Re: My Public Aquarium: exhibit blues - how to make them?

Posted: 19 Jul 2020, 17:22
by Lycosid
Viktor Jarikov wrote: 19 Jul 2020, 00:37 ***I am not open yet, don't have the Certificate of Occupancy, and this activity would then be probably of some unlawful kind.
So I know you're in Florida, where the official position on coronavirus is that if we don't talk about it it can't get us, but for lots of parts of the country people are way more locked-down. "Occupancy" seems to be the issue, but this is exactly the time where that's NOT the issue. I advise a Wildlife Biology Club at my college, and you know what we won't do this semester? Our camping, our zoo trip, basically anything. But I bet if there was an option to pay some reasonable fee for a virtual tour of a cool aquarium the students would be all over it, and I bet there are lots of teachers cancelling field trips who would like a virtual field trip option as well. Figure out a few options that have teaching goals: here are some fish with different body shapes that move differently, here are some fish that eat different things, stuff like that, and decide what the field trip "cost" is. You could even pre-film some segments and do live responses from inside your house - basically, show them the video from last week's feeding and respond, live, to student questions.

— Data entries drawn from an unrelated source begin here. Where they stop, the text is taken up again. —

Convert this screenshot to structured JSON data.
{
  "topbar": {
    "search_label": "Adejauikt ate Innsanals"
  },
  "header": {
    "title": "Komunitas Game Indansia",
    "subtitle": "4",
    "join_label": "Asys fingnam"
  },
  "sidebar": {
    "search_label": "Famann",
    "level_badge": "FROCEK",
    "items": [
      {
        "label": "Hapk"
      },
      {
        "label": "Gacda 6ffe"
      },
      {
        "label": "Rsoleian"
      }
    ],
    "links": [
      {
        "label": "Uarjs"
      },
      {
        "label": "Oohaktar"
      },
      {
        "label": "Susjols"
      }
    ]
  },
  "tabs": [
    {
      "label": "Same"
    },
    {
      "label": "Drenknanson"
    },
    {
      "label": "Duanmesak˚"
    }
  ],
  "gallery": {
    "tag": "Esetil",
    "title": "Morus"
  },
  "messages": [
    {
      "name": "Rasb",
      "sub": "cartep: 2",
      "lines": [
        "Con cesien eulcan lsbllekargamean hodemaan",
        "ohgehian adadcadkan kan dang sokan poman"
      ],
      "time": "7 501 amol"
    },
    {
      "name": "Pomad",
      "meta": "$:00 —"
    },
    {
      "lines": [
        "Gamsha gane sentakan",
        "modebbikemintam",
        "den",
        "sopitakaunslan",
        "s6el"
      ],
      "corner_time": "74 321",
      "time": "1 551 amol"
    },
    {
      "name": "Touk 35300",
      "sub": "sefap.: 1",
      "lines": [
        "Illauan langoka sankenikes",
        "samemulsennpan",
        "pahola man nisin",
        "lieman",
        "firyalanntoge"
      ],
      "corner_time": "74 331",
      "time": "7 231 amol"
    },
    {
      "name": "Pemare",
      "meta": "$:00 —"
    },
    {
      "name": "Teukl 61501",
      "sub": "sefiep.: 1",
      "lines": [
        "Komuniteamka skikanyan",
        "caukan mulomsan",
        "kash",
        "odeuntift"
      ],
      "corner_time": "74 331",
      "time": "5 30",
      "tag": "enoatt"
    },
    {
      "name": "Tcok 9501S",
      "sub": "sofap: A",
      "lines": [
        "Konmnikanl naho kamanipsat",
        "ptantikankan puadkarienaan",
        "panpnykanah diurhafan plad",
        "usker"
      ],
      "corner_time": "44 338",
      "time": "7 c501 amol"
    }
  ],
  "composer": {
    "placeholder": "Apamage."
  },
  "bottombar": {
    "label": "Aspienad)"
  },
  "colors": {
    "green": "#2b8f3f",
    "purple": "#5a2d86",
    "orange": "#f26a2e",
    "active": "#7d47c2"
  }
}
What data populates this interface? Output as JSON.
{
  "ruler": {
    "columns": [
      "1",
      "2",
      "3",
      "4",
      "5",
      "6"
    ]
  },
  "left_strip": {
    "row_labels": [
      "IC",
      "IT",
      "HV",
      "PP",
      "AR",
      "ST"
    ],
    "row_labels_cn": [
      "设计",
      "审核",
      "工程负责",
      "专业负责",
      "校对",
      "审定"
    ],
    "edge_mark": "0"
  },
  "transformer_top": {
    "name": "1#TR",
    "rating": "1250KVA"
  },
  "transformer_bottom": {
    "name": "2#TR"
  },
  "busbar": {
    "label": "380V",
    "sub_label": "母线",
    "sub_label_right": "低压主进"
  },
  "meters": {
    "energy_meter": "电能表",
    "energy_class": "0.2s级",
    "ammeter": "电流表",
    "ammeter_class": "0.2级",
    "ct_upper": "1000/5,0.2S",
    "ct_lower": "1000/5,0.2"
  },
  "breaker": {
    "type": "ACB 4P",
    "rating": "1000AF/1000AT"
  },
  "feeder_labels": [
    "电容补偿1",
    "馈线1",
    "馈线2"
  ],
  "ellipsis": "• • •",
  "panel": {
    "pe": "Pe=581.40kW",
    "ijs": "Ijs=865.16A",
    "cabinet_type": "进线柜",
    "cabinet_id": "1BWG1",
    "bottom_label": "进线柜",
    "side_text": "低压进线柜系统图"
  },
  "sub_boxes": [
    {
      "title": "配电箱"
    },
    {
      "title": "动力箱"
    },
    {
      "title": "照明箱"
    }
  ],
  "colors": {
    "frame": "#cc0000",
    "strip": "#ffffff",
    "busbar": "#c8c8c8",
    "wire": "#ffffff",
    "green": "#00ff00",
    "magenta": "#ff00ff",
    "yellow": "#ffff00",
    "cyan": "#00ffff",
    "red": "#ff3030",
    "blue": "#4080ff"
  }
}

Re: My Public Aquarium: exhibit blues - how to make them?

Posted: 19 Jul 2020, 19:20
by Viktor Jarikov
That seems a novel, innovative thought to me :) Thank you so much for it. Gotta think how to offer ourselves to potential clientele. How is this done? Through personal connections or is there a web-based service that connects educational institutions with the "people out in the field and the elements"?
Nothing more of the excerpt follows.